QUPS (pronounced "CUPS") is intended to be an abstract, lightweight, readable tool for prototyping simulation and processing of pulse-echo ultrasound data. It provides a flexible, high-level representation of transducers, scattering media, and accelerated implementations of common signal processing functions. Currently, QUPS can use multiple simulation tools as a backend including k-Wave, MUST, and FieldII and can read/write to a USTB format.
The easiest way to get started is to open and run example.mlx or example_.m and interact with the simulation and beamforming examples. There are plenty of comments highlighting the different methods supported by the interface. You will need to separately download the simulator packages that you wish to use. Don't forget to add them to your path!
QUPS is (partially) internally documented following MATLAB conventions. This means you can use help or doc on any class or method with help classname or help classname/methodname or help classname.methodname. To see all the available classes, from the qups folder, use help src or doc src.
QUPS targets MATLAB R2020b and later. While it may work for older versions of MATLAB, you may get strange errors that don't appear in later versions. QUPS does minimal error checking for compatibility in order to maintain flexibility.
If you have trouble, please submit an issue.
All extensions to QUPS are optional, but must be installed separately from their respective sources.

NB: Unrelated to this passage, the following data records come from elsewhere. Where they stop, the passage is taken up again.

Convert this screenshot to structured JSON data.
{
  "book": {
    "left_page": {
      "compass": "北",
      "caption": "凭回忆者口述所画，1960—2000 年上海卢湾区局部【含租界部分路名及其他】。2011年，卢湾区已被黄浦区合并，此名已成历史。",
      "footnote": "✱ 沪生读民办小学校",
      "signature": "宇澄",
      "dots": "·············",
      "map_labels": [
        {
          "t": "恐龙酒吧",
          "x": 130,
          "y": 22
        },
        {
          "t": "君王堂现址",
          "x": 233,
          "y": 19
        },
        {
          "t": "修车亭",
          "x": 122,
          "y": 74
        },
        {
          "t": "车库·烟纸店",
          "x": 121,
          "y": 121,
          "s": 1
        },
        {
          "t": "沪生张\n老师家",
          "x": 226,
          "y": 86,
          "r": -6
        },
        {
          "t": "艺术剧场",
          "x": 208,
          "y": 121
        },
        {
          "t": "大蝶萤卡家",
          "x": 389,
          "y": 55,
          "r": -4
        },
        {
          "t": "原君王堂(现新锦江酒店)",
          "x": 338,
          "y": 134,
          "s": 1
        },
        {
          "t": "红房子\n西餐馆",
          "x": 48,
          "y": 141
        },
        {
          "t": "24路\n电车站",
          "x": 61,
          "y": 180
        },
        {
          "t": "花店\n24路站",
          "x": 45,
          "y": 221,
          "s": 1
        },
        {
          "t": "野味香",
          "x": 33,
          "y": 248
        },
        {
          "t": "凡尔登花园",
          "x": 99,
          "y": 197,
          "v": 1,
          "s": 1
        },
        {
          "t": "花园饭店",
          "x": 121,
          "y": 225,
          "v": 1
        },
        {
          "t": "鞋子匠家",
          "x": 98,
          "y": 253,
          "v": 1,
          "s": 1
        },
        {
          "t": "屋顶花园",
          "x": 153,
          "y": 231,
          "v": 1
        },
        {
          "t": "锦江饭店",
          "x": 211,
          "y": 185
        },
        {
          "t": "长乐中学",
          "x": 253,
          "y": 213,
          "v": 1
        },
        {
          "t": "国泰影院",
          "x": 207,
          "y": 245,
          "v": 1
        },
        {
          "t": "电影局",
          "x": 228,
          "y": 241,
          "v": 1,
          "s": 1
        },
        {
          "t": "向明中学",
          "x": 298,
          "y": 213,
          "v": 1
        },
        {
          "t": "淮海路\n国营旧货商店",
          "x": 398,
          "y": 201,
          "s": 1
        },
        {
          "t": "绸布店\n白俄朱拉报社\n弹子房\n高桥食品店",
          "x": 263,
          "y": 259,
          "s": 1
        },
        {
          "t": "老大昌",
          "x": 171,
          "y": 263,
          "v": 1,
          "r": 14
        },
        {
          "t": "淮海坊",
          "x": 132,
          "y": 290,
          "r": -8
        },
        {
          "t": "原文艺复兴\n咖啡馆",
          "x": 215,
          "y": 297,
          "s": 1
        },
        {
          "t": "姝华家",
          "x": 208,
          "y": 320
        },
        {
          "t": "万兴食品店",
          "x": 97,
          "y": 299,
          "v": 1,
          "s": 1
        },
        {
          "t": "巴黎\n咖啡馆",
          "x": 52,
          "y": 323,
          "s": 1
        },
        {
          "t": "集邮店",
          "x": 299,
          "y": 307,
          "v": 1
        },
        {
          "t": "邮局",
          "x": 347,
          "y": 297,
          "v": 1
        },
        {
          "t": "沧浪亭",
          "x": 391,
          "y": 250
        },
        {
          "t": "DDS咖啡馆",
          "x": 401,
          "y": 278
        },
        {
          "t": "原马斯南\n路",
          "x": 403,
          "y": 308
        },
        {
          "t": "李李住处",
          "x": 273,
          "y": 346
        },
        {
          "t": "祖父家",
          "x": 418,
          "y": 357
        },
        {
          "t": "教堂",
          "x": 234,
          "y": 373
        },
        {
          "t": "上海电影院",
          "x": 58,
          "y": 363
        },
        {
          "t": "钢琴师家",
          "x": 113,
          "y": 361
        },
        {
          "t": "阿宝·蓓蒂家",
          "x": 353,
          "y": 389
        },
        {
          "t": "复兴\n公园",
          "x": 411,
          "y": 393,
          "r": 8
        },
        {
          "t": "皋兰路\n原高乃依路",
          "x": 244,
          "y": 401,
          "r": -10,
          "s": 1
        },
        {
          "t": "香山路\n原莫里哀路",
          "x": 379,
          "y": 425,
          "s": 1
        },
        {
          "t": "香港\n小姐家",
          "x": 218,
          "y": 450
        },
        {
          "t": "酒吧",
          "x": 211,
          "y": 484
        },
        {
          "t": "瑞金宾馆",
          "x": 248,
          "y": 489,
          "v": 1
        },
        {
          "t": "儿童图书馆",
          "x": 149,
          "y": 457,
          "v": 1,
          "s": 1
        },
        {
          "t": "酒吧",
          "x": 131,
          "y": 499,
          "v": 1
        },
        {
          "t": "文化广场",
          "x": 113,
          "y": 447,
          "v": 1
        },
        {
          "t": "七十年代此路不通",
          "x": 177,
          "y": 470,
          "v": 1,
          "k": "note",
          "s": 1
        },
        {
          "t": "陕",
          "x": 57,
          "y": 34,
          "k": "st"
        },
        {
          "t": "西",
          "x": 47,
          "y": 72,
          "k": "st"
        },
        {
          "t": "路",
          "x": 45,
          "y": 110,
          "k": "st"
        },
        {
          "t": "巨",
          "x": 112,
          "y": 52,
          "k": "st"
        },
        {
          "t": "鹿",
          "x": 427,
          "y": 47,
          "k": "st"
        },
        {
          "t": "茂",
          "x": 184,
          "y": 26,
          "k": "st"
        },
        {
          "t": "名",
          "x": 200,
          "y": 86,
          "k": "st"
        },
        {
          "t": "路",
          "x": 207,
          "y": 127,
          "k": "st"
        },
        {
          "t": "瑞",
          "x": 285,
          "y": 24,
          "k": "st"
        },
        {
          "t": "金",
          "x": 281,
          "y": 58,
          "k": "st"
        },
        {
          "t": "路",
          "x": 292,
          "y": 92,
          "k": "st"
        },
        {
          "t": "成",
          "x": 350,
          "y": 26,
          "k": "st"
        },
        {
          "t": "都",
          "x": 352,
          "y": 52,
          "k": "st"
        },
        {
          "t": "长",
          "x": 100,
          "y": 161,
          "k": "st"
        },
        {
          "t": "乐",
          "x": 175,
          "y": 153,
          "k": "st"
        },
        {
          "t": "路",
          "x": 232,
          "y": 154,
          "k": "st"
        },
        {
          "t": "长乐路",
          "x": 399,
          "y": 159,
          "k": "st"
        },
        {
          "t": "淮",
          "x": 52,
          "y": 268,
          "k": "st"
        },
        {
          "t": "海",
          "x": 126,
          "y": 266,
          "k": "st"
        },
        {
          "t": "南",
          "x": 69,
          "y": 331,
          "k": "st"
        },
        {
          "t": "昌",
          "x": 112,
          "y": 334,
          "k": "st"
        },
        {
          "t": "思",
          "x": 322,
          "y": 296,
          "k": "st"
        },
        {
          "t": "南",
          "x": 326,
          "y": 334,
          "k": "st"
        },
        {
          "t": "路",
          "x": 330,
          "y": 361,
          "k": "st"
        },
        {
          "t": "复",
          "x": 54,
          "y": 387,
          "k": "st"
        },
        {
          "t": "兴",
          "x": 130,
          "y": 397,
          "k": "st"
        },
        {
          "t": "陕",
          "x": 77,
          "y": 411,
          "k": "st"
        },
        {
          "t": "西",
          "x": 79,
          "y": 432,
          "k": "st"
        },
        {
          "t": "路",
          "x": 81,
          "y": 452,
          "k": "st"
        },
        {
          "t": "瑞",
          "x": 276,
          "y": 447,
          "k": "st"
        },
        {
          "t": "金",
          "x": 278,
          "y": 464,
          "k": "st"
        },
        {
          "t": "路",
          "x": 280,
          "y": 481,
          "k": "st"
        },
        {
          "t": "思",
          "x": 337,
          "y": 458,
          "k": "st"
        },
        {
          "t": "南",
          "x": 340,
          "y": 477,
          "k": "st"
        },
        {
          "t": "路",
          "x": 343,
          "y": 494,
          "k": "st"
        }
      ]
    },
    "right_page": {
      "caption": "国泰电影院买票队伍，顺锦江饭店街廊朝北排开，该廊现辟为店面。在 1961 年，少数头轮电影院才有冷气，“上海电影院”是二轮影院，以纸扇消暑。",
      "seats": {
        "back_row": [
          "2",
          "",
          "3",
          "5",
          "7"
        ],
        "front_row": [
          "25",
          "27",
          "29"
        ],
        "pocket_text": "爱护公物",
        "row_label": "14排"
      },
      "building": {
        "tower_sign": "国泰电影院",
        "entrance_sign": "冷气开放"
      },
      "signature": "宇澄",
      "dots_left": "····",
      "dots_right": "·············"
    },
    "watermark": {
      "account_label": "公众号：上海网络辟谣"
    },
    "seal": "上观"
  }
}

| Extension | Installation |
|---|---|
| FieldII | add folder to path with addpath |
| k-Wave | add folders for kWave and kWaveArray to path with addpath |
| MUST | add folder to path with addpath (see issues#2) |
| CUDA(Linux,Windows) | !nvcc -V must run from MATLAB |
If you can run setup cache in MATLAB, you're all set! If you have difficulty getting nvcc to work in MATLAB, you may need to figure out which environment paths are required for your CUDA installation. Running setup CUDA will attempt to do this for you, but may fail if you have an unexpected installation.
If you can run nvcc from a terminal or command-line interface per the CUDA installation instructions, try launching MATLAB from the same terminal. Use getenv PATH to display the PATH environmental variable. Try running setup cache to check if nvcc is working. Try the same procedure, but launching MATLAB the way you normally do. If you note any discrepancies between the paths, you can try adding each path NEW_PATH from the working setup to the system path for your normal setup in MATLAB via setenv('PATH', fullfile(getenv('PATH'), pathsep, NEW_PATH)). If this procedure does not work for you, please submit an issue.
On Windows you must include the path for both CUDA and the correct MSVC compiler for C/C++. Start a PowerShell terminal within Visual Studio. Run echo %CUDA_PATH% to find the base CUDA_PATH and run echo %VCToolsInstallDir% to find the MSVC path.
Then, in MATLAB, set these paths with setenv('CUDA_PATH', YOUR_CUDA_PATH); setenv('VCToolsInstallDir', YOUR_MSVC_PATH);. Then run setup CUDA. From here the proper paths should be added. If they are not, please submit an issue.